Anonymous ID: 8c19fa Dec. 23, 2023, 8:36 a.m. No.20119762   🗄️.is 🔗kun   >>9771 >>9810 >>9914 >>9927 >>0101 >>0114 >>0168

>>20119724

The former president has now been pushing the “poisoning the blood of our country” line since early October. It was soon after when he started referring to Americans he doesn’t like as “vermin” he intends to “root out” — phrasing that also mirrored 1930s-era fascists.

 

True to form, the more pushback this generated, the less Trump cared.

 

The Republican’s defense, for lack of a better word, is that he didn’t know his rhetoric echoed Hitler’s. That might very well be true, though it’s utterly irrelevant for two key reasons.

 

The first is that Trump, told that his comments mirrored Hitler’s, kept using the same phrasing, which necessarily reflecting a degree of comfort with the language.
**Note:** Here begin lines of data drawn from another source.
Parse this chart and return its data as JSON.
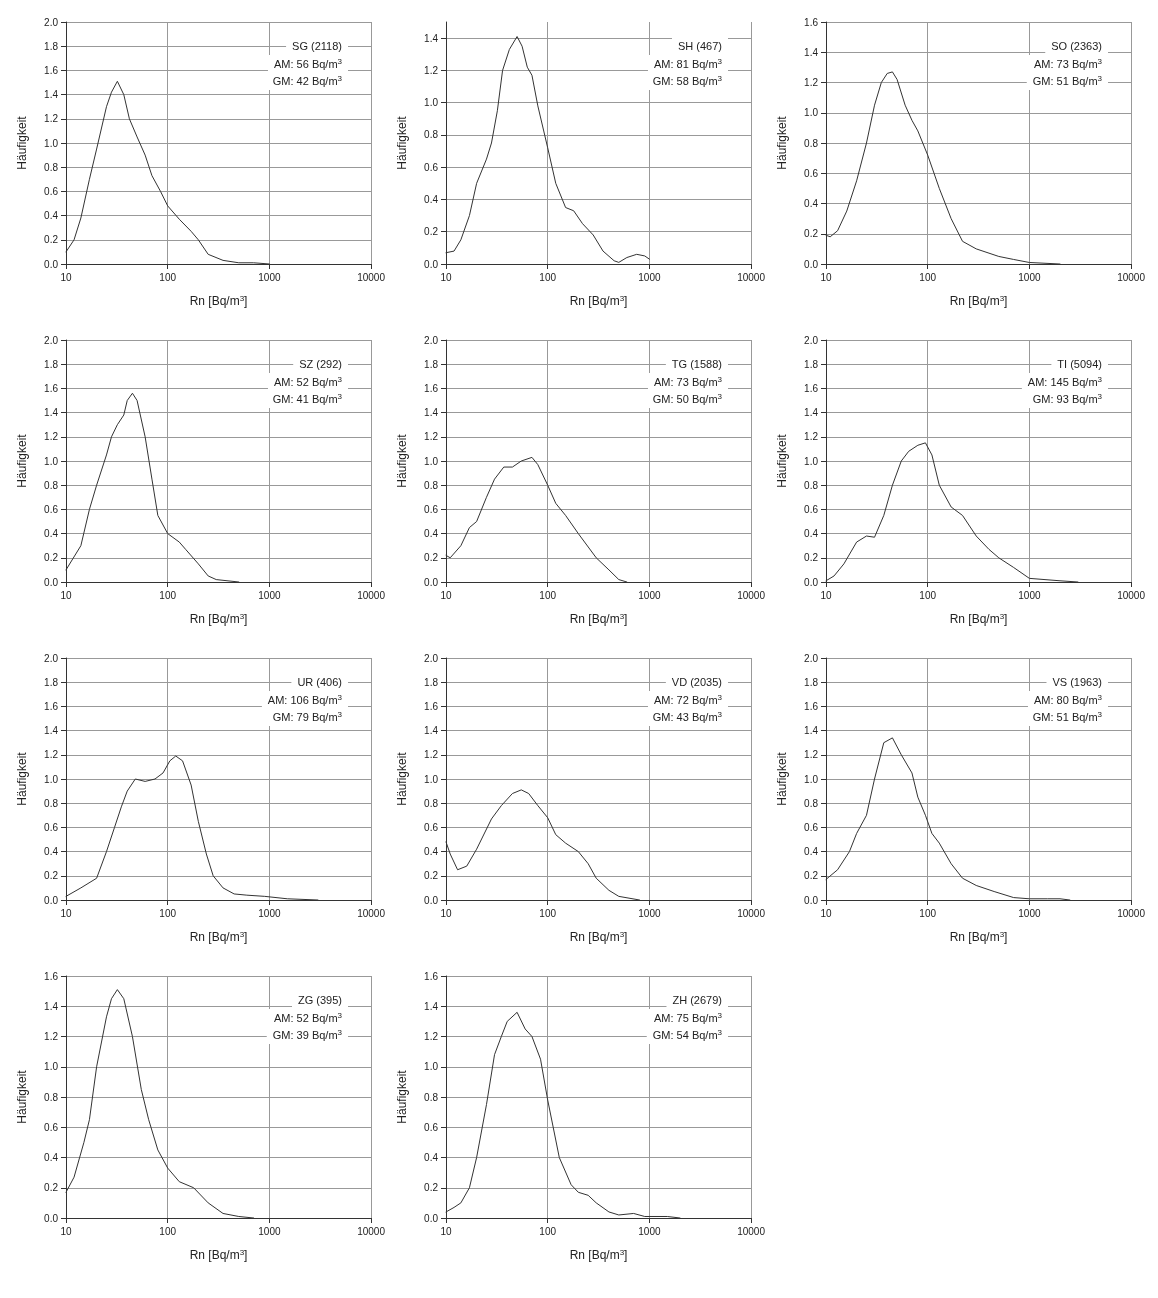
{
  "chart_data": [
    {
      "type": "line",
      "ylabel": "Häufigkeit",
      "xlabel": "Rn [Bq/m$^{3}$]",
      "log": "x",
      "grid": true,
      "marker": "none",
      "line_style": "solid",
      "annotations": [
        "SG (2118)",
        "AM: 56 Bq/m$^{3}$",
        "GM: 42 Bq/m$^{3}$"
      ],
      "xlim": [
        10,
        10000
      ],
      "xticks": [
        10,
        100,
        1000,
        10000
      ],
      "ylim": [
        0,
        2
      ],
      "yticks": [
        {
          "value": 0,
          "label": "0.0"
        },
        0.2,
        0.4,
        0.6,
        0.8,
        {
          "value": 1,
          "label": "1.0"
        },
        1.2,
        1.4,
        1.6,
        1.8,
        {
          "value": 2,
          "label": "2.0"
        }
      ],
      "series": [
        {
          "color": "#333333",
          "x": [
            10,
            12,
            14,
            17,
            20,
            25,
            28,
            32,
            37,
            42,
            50,
            60,
            70,
            85,
            100,
            130,
            170,
            200,
            250,
            350,
            500,
            700,
            1000
          ],
          "values": [
            0.1,
            0.2,
            0.38,
            0.7,
            0.95,
            1.3,
            1.42,
            1.51,
            1.4,
            1.2,
            1.05,
            0.9,
            0.73,
            0.6,
            0.48,
            0.37,
            0.27,
            0.2,
            0.08,
            0.03,
            0.01,
            0.01,
            0
          ]
        }
      ]
    },
    {
      "type": "line",
      "ylabel": "Häufigkeit",
      "xlabel": "Rn [Bq/m$^{3}$]",
      "log": "x",
      "grid": true,
      "marker": "none",
      "line_style": "solid",
      "annotations": [
        "SH (467)",
        "AM: 81 Bq/m$^{3}$",
        "GM: 58 Bq/m$^{3}$"
      ],
      "xlim": [
        10,
        10000
      ],
      "xticks": [
        10,
        100,
        1000,
        10000
      ],
      "ylim": [
        0,
        1.5
      ],
      "yticks": [
        {
          "value": 0,
          "label": "0.0"
        },
        0.2,
        0.4,
        0.6,
        0.8,
        {
          "value": 1,
          "label": "1.0"
        },
        1.2,
        1.4
      ],
      "series": [
        {
          "color": "#333333",
          "x": [
            10,
            12,
            14,
            17,
            20,
            25,
            28,
            32,
            36,
            42,
            50,
            56,
            63,
            70,
            80,
            100,
            120,
            150,
            180,
            220,
            280,
            350,
            450,
            500,
            600,
            750,
            900,
            1000
          ],
          "values": [
            0.07,
            0.08,
            0.15,
            0.3,
            0.5,
            0.65,
            0.75,
            0.95,
            1.2,
            1.33,
            1.41,
            1.35,
            1.22,
            1.17,
            0.98,
            0.72,
            0.5,
            0.35,
            0.33,
            0.25,
            0.18,
            0.08,
            0.02,
            0.01,
            0.04,
            0.06,
            0.05,
            0.03
          ]
        }
      ]
    },
    {
      "type": "line",
      "ylabel": "Häufigkeit",
      "xlabel": "Rn [Bq/m$^{3}$]",
      "log": "x",
      "grid": true,
      "marker": "none",
      "line_style": "solid",
      "annotations": [
        "SO (2363)",
        "AM: 73 Bq/m$^{3}$",
        "GM: 51 Bq/m$^{3}$"
      ],
      "xlim": [
        10,
        10000
      ],
      "xticks": [
        10,
        100,
        1000,
        10000
      ],
      "ylim": [
        0,
        1.6
      ],
      "yticks": [
        {
          "value": 0,
          "label": "0.0"
        },
        0.2,
        0.4,
        0.6,
        0.8,
        {
          "value": 1,
          "label": "1.0"
        },
        1.2,
        1.4,
        1.6
      ],
      "series": [
        {
          "color": "#333333",
          "x": [
            10,
            11,
            13,
            16,
            20,
            25,
            30,
            35,
            40,
            45,
            50,
            60,
            70,
            80,
            100,
            130,
            170,
            220,
            300,
            500,
            700,
            1000,
            2000
          ],
          "values": [
            0.19,
            0.18,
            0.22,
            0.35,
            0.55,
            0.8,
            1.05,
            1.2,
            1.26,
            1.27,
            1.22,
            1.05,
            0.95,
            0.88,
            0.72,
            0.5,
            0.3,
            0.15,
            0.1,
            0.05,
            0.03,
            0.01,
            0
          ]
        }
      ]
    },
    {
      "type": "line",
      "ylabel": "Häufigkeit",
      "xlabel": "Rn [Bq/m$^{3}$]",
      "log": "x",
      "grid": true,
      "marker": "none",
      "line_style": "solid",
      "annotations": [
        "SZ (292)",
        "AM: 52 Bq/m$^{3}$",
        "GM: 41 Bq/m$^{3}$"
      ],
      "xlim": [
        10,
        10000
      ],
      "xticks": [
        10,
        100,
        1000,
        10000
      ],
      "ylim": [
        0,
        2
      ],
      "yticks": [
        {
          "value": 0,
          "label": "0.0"
        },
        0.2,
        0.4,
        0.6,
        0.8,
        {
          "value": 1,
          "label": "1.0"
        },
        1.2,
        1.4,
        1.6,
        1.8,
        {
          "value": 2,
          "label": "2.0"
        }
      ],
      "series": [
        {
          "color": "#333333",
          "x": [
            10,
            14,
            17,
            20,
            25,
            28,
            32,
            37,
            40,
            45,
            50,
            60,
            70,
            80,
            100,
            130,
            150,
            200,
            250,
            300,
            500
          ],
          "values": [
            0.1,
            0.3,
            0.6,
            0.8,
            1.05,
            1.2,
            1.3,
            1.38,
            1.5,
            1.56,
            1.5,
            1.2,
            0.85,
            0.55,
            0.4,
            0.33,
            0.27,
            0.15,
            0.05,
            0.02,
            0
          ]
        }
      ]
    },
    {
      "type": "line",
      "ylabel": "Häufigkeit",
      "xlabel": "Rn [Bq/m$^{3}$]",
      "log": "x",
      "grid": true,
      "marker": "none",
      "line_style": "solid",
      "annotations": [
        "TG (1588)",
        "AM: 73 Bq/m$^{3}$",
        "GM: 50 Bq/m$^{3}$"
      ],
      "xlim": [
        10,
        10000
      ],
      "xticks": [
        10,
        100,
        1000,
        10000
      ],
      "ylim": [
        0,
        2
      ],
      "yticks": [
        {
          "value": 0,
          "label": "0.0"
        },
        0.2,
        0.4,
        0.6,
        0.8,
        {
          "value": 1,
          "label": "1.0"
        },
        1.2,
        1.4,
        1.6,
        1.8,
        {
          "value": 2,
          "label": "2.0"
        }
      ],
      "series": [
        {
          "color": "#333333",
          "x": [
            10,
            11,
            14,
            17,
            20,
            25,
            30,
            37,
            45,
            55,
            70,
            80,
            100,
            120,
            150,
            200,
            300,
            400,
            500,
            600
          ],
          "values": [
            0.22,
            0.2,
            0.3,
            0.45,
            0.5,
            0.7,
            0.85,
            0.95,
            0.95,
            1.0,
            1.03,
            0.97,
            0.8,
            0.65,
            0.55,
            0.4,
            0.2,
            0.1,
            0.02,
            0
          ]
        }
      ]
    },
    {
      "type": "line",
      "ylabel": "Häufigkeit",
      "xlabel": "Rn [Bq/m$^{3}$]",
      "log": "x",
      "grid": true,
      "marker": "none",
      "line_style": "solid",
      "annotations": [
        "TI (5094)",
        "AM: 145 Bq/m$^{3}$",
        "GM: 93 Bq/m$^{3}$"
      ],
      "xlim": [
        10,
        10000
      ],
      "xticks": [
        10,
        100,
        1000,
        10000
      ],
      "ylim": [
        0,
        2
      ],
      "yticks": [
        {
          "value": 0,
          "label": "0.0"
        },
        0.2,
        0.4,
        0.6,
        0.8,
        {
          "value": 1,
          "label": "1.0"
        },
        1.2,
        1.4,
        1.6,
        1.8,
        {
          "value": 2,
          "label": "2.0"
        }
      ],
      "series": [
        {
          "color": "#333333",
          "x": [
            10,
            12,
            15,
            20,
            25,
            30,
            37,
            45,
            55,
            65,
            80,
            95,
            110,
            130,
            170,
            220,
            300,
            400,
            500,
            700,
            1000,
            2000,
            3000
          ],
          "values": [
            0.01,
            0.05,
            0.15,
            0.33,
            0.38,
            0.37,
            0.55,
            0.8,
            1.0,
            1.08,
            1.13,
            1.15,
            1.05,
            0.8,
            0.62,
            0.55,
            0.38,
            0.27,
            0.2,
            0.12,
            0.03,
            0.01,
            0
          ]
        }
      ]
    },
    {
      "type": "line",
      "ylabel": "Häufigkeit",
      "xlabel": "Rn [Bq/m$^{3}$]",
      "log": "x",
      "grid": true,
      "marker": "none",
      "line_style": "solid",
      "annotations": [
        "UR (406)",
        "AM: 106 Bq/m$^{3}$",
        "GM: 79 Bq/m$^{3}$"
      ],
      "xlim": [
        10,
        10000
      ],
      "xticks": [
        10,
        100,
        1000,
        10000
      ],
      "ylim": [
        0,
        2
      ],
      "yticks": [
        {
          "value": 0,
          "label": "0.0"
        },
        0.2,
        0.4,
        0.6,
        0.8,
        {
          "value": 1,
          "label": "1.0"
        },
        1.2,
        1.4,
        1.6,
        1.8,
        {
          "value": 2,
          "label": "2.0"
        }
      ],
      "series": [
        {
          "color": "#333333",
          "x": [
            10,
            14,
            20,
            25,
            30,
            35,
            40,
            48,
            60,
            75,
            90,
            105,
            120,
            140,
            170,
            200,
            240,
            280,
            350,
            450,
            600,
            900,
            1500,
            3000
          ],
          "values": [
            0.03,
            0.1,
            0.18,
            0.4,
            0.6,
            0.77,
            0.9,
            1.0,
            0.98,
            1.0,
            1.05,
            1.15,
            1.19,
            1.15,
            0.95,
            0.65,
            0.38,
            0.2,
            0.1,
            0.05,
            0.04,
            0.03,
            0.01,
            0
          ]
        }
      ]
    },
    {
      "type": "line",
      "ylabel": "Häufigkeit",
      "xlabel": "Rn [Bq/m$^{3}$]",
      "log": "x",
      "grid": true,
      "marker": "none",
      "line_style": "solid",
      "annotations": [
        "VD (2035)",
        "AM: 72 Bq/m$^{3}$",
        "GM: 43 Bq/m$^{3}$"
      ],
      "xlim": [
        10,
        10000
      ],
      "xticks": [
        10,
        100,
        1000,
        10000
      ],
      "ylim": [
        0,
        2
      ],
      "yticks": [
        {
          "value": 0,
          "label": "0.0"
        },
        0.2,
        0.4,
        0.6,
        0.8,
        {
          "value": 1,
          "label": "1.0"
        },
        1.2,
        1.4,
        1.6,
        1.8,
        {
          "value": 2,
          "label": "2.0"
        }
      ],
      "series": [
        {
          "color": "#333333",
          "x": [
            10,
            11,
            13,
            16,
            20,
            28,
            35,
            45,
            55,
            65,
            80,
            100,
            120,
            150,
            200,
            250,
            300,
            400,
            500,
            800
          ],
          "values": [
            0.48,
            0.38,
            0.25,
            0.28,
            0.42,
            0.67,
            0.78,
            0.88,
            0.91,
            0.88,
            0.78,
            0.68,
            0.54,
            0.47,
            0.4,
            0.3,
            0.18,
            0.08,
            0.03,
            0
          ]
        }
      ]
    },
    {
      "type": "line",
      "ylabel": "Häufigkeit",
      "xlabel": "Rn [Bq/m$^{3}$]",
      "log": "x",
      "grid": true,
      "marker": "none",
      "line_style": "solid",
      "annotations": [
        "VS (1963)",
        "AM: 80 Bq/m$^{3}$",
        "GM: 51 Bq/m$^{3}$"
      ],
      "xlim": [
        10,
        10000
      ],
      "xticks": [
        10,
        100,
        1000,
        10000
      ],
      "ylim": [
        0,
        2
      ],
      "yticks": [
        {
          "value": 0,
          "label": "0.0"
        },
        0.2,
        0.4,
        0.6,
        0.8,
        {
          "value": 1,
          "label": "1.0"
        },
        1.2,
        1.4,
        1.6,
        1.8,
        {
          "value": 2,
          "label": "2.0"
        }
      ],
      "series": [
        {
          "color": "#333333",
          "x": [
            10,
            13,
            17,
            20,
            25,
            30,
            37,
            45,
            55,
            70,
            80,
            95,
            110,
            130,
            170,
            220,
            300,
            450,
            700,
            1000,
            1500,
            2000,
            2500
          ],
          "values": [
            0.17,
            0.25,
            0.4,
            0.55,
            0.7,
            1.0,
            1.3,
            1.34,
            1.2,
            1.05,
            0.85,
            0.7,
            0.55,
            0.47,
            0.3,
            0.18,
            0.12,
            0.07,
            0.02,
            0.01,
            0.01,
            0.01,
            0
          ]
        }
      ]
    },
    {
      "type": "line",
      "ylabel": "Häufigkeit",
      "xlabel": "Rn [Bq/m$^{3}$]",
      "log": "x",
      "grid": true,
      "marker": "none",
      "line_style": "solid",
      "annotations": [
        "ZG (395)",
        "AM: 52 Bq/m$^{3}$",
        "GM: 39 Bq/m$^{3}$"
      ],
      "xlim": [
        10,
        10000
      ],
      "xticks": [
        10,
        100,
        1000,
        10000
      ],
      "ylim": [
        0,
        1.6
      ],
      "yticks": [
        {
          "value": 0,
          "label": "0.0"
        },
        0.2,
        0.4,
        0.6,
        0.8,
        {
          "value": 1,
          "label": "1.0"
        },
        1.2,
        1.4,
        1.6
      ],
      "series": [
        {
          "color": "#333333",
          "x": [
            10,
            12,
            15,
            17,
            20,
            25,
            28,
            32,
            37,
            45,
            55,
            65,
            80,
            100,
            130,
            180,
            250,
            350,
            500,
            700
          ],
          "values": [
            0.17,
            0.27,
            0.5,
            0.65,
            1.0,
            1.33,
            1.45,
            1.51,
            1.45,
            1.2,
            0.85,
            0.65,
            0.45,
            0.33,
            0.24,
            0.2,
            0.1,
            0.03,
            0.01,
            0
          ]
        }
      ]
    },
    {
      "type": "line",
      "ylabel": "Häufigkeit",
      "xlabel": "Rn [Bq/m$^{3}$]",
      "log": "x",
      "grid": true,
      "marker": "none",
      "line_style": "solid",
      "annotations": [
        "ZH (2679)",
        "AM: 75 Bq/m$^{3}$",
        "GM: 54 Bq/m$^{3}$"
      ],
      "xlim": [
        10,
        10000
      ],
      "xticks": [
        10,
        100,
        1000,
        10000
      ],
      "ylim": [
        0,
        1.6
      ],
      "yticks": [
        {
          "value": 0,
          "label": "0.0"
        },
        0.2,
        0.4,
        0.6,
        0.8,
        {
          "value": 1,
          "label": "1.0"
        },
        1.2,
        1.4,
        1.6
      ],
      "series": [
        {
          "color": "#333333",
          "x": [
            10,
            12,
            14,
            17,
            20,
            25,
            30,
            35,
            40,
            50,
            60,
            70,
            85,
            100,
            130,
            170,
            200,
            250,
            300,
            400,
            500,
            700,
            900,
            1500,
            2000
          ],
          "values": [
            0.04,
            0.07,
            0.1,
            0.2,
            0.4,
            0.75,
            1.08,
            1.2,
            1.3,
            1.36,
            1.25,
            1.2,
            1.05,
            0.78,
            0.4,
            0.22,
            0.17,
            0.15,
            0.1,
            0.04,
            0.02,
            0.03,
            0.01,
            0.01,
            0
          ]
        }
      ]
    }
  ]
}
It’s not as if he said, “Good lord, now that I know more about the history of such phrasing, I better stop.” On the contrary, he did the opposite.

 

The second is that the GOP frontrunner’s explanation is rooted in the idea that he adopted Hitler-like anti-immigrant rhetoric all on his own — which isn’t as compelling a defense as he seems to think.